Ringkasnya, dalam periode awal pemerintahannya, Presiden Jokowi memberi kesan positif bagi para pendukungnya. Kesan baik tentang Jokowi pun mendapat atensi dari beberapa akademisi dan aktivis yang selanjutnya mendukung Jokowi dengan masuk ke dalam kabinetnya atau menjadi staf khusus, misalnya. Kesan baik itu pula yang membuatnya memperoleh kepercayaan rakyat dengan terpilih kembali memimpin Indonesia pada periode kedua.
Akhir yang Menggeramkan
Seiring perjalanan waktu, Presiden Jokowi yang dahulunya menjadi pemimpin idaman rakyat, mulai berubah. Tanda-tanda yang membalikkan semua kesan baik tentang Jokowi sebagai pemimpin yang berjiwa reformis mulai pelan-pelan ditinggalkannya sendiri di awal periode kedua.
Tanda-tanda itu dapat dibaca dalam beberapa peristiwa. Di sini saya hanya menyebut beberapa di antaranya:
Pertama, Presiden Jokowi merangkul partai-partai yang sebelumnya sangat kritis terhadap kebijakan dan programnya. Alhasil, tak ada lagi partai yang beroposisi. Dalam bahasa Ignas Kleden, oposisi yang dilembagakan, praktis tidak ada lagi. Dengan demikian harapan ditumpukan pada kebaikan Presiden Jokowi dan lingkungannya semata yang tidak mungkin salah dalam membuat kebijakan dan menjalankan program-programnya dan tidak mungkin pula menyelewengkan kekuasaannya.

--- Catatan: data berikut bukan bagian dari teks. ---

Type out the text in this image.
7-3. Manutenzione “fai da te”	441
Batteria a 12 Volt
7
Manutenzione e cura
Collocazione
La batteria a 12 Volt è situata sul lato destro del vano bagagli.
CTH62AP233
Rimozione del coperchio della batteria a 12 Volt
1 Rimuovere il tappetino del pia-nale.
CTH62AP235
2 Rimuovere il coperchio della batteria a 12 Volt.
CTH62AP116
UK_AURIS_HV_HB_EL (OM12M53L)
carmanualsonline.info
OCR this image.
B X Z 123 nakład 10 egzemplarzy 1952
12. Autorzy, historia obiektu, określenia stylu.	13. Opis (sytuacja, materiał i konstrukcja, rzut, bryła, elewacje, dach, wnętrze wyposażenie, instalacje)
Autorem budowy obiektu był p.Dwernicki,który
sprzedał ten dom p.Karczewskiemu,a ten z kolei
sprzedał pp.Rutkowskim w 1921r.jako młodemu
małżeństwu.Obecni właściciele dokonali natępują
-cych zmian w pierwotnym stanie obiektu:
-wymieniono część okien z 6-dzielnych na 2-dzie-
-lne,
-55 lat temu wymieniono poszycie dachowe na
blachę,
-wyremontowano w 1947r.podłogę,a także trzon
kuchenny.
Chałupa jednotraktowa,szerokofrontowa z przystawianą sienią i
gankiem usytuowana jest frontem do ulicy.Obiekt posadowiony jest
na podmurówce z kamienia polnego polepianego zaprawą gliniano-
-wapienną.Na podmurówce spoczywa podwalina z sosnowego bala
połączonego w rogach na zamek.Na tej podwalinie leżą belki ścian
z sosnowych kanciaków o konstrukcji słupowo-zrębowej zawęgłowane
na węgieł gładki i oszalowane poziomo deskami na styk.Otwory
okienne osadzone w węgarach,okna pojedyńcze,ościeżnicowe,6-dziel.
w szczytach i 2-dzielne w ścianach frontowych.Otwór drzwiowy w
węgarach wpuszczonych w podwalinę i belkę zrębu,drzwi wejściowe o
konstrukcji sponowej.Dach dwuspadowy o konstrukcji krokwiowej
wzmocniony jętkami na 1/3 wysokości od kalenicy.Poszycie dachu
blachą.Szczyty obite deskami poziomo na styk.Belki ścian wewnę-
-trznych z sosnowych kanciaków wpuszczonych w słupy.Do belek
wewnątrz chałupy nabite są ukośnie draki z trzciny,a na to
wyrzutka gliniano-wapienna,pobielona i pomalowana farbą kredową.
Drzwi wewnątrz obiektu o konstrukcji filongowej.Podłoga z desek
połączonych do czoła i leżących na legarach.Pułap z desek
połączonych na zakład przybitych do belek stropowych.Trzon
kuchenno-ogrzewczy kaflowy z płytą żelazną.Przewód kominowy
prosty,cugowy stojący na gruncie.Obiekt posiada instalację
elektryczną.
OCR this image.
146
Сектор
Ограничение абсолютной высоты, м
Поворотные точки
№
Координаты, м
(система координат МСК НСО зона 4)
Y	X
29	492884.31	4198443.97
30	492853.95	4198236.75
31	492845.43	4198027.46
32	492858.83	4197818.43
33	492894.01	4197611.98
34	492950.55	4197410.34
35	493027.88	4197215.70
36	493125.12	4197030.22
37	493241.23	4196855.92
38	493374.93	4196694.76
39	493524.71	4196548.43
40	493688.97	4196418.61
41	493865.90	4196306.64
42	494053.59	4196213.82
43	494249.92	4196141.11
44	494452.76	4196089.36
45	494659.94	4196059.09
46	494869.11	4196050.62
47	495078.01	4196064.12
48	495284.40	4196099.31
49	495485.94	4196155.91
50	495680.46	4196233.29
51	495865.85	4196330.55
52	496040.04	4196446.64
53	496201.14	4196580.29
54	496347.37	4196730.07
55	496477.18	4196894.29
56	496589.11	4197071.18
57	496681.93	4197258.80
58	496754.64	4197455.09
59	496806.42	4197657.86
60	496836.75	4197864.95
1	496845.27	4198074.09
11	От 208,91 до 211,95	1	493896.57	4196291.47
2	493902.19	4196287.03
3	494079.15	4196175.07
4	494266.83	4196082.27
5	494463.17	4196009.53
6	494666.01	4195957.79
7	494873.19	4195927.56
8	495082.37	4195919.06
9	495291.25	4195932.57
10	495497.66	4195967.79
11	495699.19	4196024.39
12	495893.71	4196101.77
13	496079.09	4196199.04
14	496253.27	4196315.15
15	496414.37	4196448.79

Kedua, dalam hal perekrutan calon pembantunya (menteri), Presiden Jokowi pun tidak lagi melibatkan KPK dan PPATK untuk meminta pertimbangan. Dia lebih memilih memanfaatkan hak prerogatifnya sebagai presiden walaupun tidak benar-benar bebas murni dari intervensi partai politik yang mendukungnya.
Sudah menjadi pengetahuan umum bahwa dalam hal intervensi partai politik terkait calon menteri, di belakang layar selalu ada kasak-kusuk, ada ruang negosiasi untuk menempatkan siapa yang sesuai dengan kemauan (kepentingan) keduanya (presiden dan partai politik).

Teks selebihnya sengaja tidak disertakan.